Unchecked deer populations are a major concern for conservationists because grazing means trees and shrubs are unable to regenerate, hampering efforts to tackle the climate and biodiversity crises through increased tree cover.

Historically, predators such as wolves and lynx preyed on deer, keeping their numbers in check, but the extinction of wolves in the UK in the late 17th century and of lynx in the medieval period means deer populations are only kept in check by culls.

Last year a report estimated up to one million wild deer could be roaming Scotland, almost double previous estimates, representing a major threat to already largely overgrazed landscapes which were once covered with forest.

According to the Scottish government, since 1959 there have been “substantial increases in the distributions and numbers of Scotland’s four species of wild deer”. The number of deer shot in Scotland has also increased considerably over that time, indicating existing culls are not keeping deer numbers in check.

More than 100,000 deer are culled each year, it is thought culling fell by 80 per cent last year, game chef Mike Robinson told The Guardian.

Dick Playfair of Scottish Venison told The Independent: “In Scotland we have been doing what we can to keep supply chains moving and encourage alternative routes to market.  

“There has been some shift towards local sales through butchers, mail order and click and collect but this doesn’t compensate for the massive loss of demand through the restaurant, catering and hospitality sector.”

Brexit has also impacted venison markets.

Mr Playfair said: “Exports are also more difficult.
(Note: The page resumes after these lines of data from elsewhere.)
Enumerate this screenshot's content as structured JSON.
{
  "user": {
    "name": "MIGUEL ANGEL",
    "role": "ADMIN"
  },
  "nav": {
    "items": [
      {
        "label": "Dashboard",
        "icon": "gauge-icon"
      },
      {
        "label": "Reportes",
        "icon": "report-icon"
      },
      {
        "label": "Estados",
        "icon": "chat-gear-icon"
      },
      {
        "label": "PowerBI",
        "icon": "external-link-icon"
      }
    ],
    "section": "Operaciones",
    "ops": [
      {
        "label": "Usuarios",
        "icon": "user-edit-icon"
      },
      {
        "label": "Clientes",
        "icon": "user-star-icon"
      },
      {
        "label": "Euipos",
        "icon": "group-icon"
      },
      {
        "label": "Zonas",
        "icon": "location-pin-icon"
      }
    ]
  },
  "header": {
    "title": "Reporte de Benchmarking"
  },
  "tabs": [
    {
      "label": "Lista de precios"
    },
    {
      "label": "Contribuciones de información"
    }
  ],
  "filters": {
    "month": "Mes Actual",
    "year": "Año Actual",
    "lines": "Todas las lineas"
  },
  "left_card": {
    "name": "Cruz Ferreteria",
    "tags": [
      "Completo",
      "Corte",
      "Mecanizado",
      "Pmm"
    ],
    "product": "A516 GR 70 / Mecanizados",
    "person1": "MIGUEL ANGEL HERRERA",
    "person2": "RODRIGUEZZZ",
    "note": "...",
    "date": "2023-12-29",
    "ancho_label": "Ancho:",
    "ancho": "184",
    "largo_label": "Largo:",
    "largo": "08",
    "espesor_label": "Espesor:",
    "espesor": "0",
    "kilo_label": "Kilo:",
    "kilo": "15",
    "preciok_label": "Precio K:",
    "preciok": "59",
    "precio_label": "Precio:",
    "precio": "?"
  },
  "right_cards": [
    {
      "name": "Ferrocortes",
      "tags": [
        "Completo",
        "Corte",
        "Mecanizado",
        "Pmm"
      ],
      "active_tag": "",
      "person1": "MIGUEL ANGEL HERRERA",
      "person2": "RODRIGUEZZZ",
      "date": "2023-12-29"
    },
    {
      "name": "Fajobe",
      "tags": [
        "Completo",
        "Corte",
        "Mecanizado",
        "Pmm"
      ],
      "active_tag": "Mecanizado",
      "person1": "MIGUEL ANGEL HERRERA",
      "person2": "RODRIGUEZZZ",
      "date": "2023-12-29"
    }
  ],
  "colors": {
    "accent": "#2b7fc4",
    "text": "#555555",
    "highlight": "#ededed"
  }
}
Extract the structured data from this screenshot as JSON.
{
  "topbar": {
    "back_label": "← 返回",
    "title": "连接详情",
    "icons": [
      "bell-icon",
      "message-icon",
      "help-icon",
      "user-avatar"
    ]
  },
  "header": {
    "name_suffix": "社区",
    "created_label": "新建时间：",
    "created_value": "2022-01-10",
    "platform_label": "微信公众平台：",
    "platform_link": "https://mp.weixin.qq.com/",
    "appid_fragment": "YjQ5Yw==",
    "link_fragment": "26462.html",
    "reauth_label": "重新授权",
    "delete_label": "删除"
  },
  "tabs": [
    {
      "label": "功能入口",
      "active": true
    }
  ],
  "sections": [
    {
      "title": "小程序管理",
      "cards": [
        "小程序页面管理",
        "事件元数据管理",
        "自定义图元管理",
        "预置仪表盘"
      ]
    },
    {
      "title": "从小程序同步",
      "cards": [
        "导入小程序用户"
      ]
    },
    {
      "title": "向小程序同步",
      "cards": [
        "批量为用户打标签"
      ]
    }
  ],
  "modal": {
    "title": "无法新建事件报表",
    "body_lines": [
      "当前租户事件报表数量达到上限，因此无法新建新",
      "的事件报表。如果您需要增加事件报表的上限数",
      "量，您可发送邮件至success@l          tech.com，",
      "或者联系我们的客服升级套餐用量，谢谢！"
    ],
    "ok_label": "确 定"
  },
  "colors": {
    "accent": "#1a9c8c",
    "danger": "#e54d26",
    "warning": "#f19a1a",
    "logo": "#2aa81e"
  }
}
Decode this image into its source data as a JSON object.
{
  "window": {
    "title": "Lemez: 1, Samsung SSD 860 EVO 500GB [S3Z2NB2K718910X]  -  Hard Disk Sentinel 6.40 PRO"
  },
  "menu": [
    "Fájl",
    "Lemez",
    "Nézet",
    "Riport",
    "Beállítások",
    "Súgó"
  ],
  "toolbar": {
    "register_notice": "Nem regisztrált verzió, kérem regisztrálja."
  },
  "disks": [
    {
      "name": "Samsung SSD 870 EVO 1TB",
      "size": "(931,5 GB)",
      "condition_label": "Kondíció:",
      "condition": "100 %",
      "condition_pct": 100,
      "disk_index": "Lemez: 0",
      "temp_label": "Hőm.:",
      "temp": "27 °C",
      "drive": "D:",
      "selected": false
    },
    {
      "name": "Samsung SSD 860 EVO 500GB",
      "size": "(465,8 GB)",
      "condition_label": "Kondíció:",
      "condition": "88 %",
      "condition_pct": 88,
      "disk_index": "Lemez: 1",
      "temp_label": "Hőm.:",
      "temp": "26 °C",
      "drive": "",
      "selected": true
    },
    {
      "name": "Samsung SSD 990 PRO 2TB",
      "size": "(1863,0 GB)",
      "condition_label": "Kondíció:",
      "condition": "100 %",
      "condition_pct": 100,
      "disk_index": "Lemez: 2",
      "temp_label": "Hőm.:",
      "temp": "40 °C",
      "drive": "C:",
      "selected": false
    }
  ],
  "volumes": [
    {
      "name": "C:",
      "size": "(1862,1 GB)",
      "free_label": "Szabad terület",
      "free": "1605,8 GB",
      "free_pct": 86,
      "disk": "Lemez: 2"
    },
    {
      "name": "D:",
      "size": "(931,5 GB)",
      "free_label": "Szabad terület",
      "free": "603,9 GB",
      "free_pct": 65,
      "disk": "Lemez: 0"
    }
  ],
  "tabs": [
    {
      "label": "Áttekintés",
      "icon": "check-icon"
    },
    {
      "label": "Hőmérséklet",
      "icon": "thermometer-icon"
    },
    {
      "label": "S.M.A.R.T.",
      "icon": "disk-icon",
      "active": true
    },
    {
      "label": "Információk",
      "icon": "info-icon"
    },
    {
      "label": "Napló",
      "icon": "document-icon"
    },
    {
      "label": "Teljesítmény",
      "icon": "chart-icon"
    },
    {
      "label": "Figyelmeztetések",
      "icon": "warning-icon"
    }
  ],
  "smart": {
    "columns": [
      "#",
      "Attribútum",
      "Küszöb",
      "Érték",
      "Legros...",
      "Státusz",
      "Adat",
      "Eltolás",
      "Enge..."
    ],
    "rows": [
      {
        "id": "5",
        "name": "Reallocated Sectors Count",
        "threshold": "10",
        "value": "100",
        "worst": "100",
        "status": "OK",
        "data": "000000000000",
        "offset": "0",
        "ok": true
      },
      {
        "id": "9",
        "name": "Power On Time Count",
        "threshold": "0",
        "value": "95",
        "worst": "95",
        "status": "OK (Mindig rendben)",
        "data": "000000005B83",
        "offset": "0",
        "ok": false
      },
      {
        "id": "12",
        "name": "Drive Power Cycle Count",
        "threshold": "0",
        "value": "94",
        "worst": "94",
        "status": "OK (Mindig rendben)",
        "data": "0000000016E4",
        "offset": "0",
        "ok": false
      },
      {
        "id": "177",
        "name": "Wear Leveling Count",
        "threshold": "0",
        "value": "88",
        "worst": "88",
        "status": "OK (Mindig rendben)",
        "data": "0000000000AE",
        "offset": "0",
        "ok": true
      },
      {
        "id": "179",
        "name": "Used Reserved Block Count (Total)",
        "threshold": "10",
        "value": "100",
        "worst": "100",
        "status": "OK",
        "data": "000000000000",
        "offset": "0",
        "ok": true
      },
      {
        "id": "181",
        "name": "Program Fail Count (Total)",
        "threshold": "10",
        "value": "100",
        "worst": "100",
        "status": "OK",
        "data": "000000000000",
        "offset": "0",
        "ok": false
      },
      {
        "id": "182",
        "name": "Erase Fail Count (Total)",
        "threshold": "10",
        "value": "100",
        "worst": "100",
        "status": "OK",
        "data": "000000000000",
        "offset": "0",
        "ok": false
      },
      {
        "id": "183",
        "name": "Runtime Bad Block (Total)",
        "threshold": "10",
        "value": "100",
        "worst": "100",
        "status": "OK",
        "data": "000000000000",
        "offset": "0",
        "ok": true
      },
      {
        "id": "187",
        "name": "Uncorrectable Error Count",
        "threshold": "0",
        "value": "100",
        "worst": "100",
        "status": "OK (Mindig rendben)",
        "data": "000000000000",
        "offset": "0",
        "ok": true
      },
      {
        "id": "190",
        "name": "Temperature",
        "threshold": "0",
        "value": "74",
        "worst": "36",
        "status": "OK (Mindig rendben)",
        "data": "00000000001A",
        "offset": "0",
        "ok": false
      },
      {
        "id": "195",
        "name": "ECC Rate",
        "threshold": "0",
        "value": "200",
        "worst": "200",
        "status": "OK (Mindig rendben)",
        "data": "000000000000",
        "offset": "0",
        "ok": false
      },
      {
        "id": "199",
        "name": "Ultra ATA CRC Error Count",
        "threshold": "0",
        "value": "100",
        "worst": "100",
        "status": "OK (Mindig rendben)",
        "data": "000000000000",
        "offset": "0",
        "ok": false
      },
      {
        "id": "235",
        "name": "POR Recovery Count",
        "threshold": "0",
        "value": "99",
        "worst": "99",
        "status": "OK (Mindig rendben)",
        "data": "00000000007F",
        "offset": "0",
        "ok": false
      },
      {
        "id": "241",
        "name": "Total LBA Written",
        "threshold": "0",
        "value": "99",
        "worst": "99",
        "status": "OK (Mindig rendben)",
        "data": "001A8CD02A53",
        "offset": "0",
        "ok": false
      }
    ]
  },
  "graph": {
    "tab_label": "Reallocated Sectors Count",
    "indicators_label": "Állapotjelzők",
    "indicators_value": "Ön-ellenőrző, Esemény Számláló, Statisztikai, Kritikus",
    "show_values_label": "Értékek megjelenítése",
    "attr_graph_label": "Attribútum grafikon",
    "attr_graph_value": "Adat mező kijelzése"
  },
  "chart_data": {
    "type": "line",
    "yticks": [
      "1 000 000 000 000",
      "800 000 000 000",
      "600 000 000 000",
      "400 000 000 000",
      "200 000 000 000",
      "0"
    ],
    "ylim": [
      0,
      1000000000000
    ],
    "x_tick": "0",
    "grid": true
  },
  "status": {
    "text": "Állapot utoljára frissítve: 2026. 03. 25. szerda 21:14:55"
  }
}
There were some issues towards the end of the transition period and there are still aspects to resolve to ensure smoother access to European markets going forward.”

This lack of a route to market has left prices for venison in freefall, reducing the profitability of sales.

Mr Playfair said: “Prices paid to estates for venison have dropped from £2.20/kg last year to around £1.00/kg or less this season so estate/stalking businesses are taking a hit on venison sales as well as a significant loss on stalking income.”

Martin Fowlie, a spokesperson for the RSPB, told The Independent: “Deer are an integral part of our ecosystem but without natural predators here in the UK, deer populations need to be maintained at sustainable levels. And this maintenance needs to be done by people.

“Too high a density of deer does damage, and strips away the variety within habitats to create uniformity that is less good for other wildlife. This can spell trouble for some species such as the already struggling nightingale.”

The Scottish government has put up funds to help the sector market venison in Britain.

Mr Playfair said: “The Scottish government has made a £50,000 grant available to the Scottish venison sector to support marketing in the UK. This campaign was planned for December but with the Christmas lockdown of restaurants, it will now launch in March.

“Encouraging more people to eat more venison is vital, to buy venison wherever they can, its health benefits are unequalled by any other red meat, and eating venison has significant upstream benefits for our ecosystem.”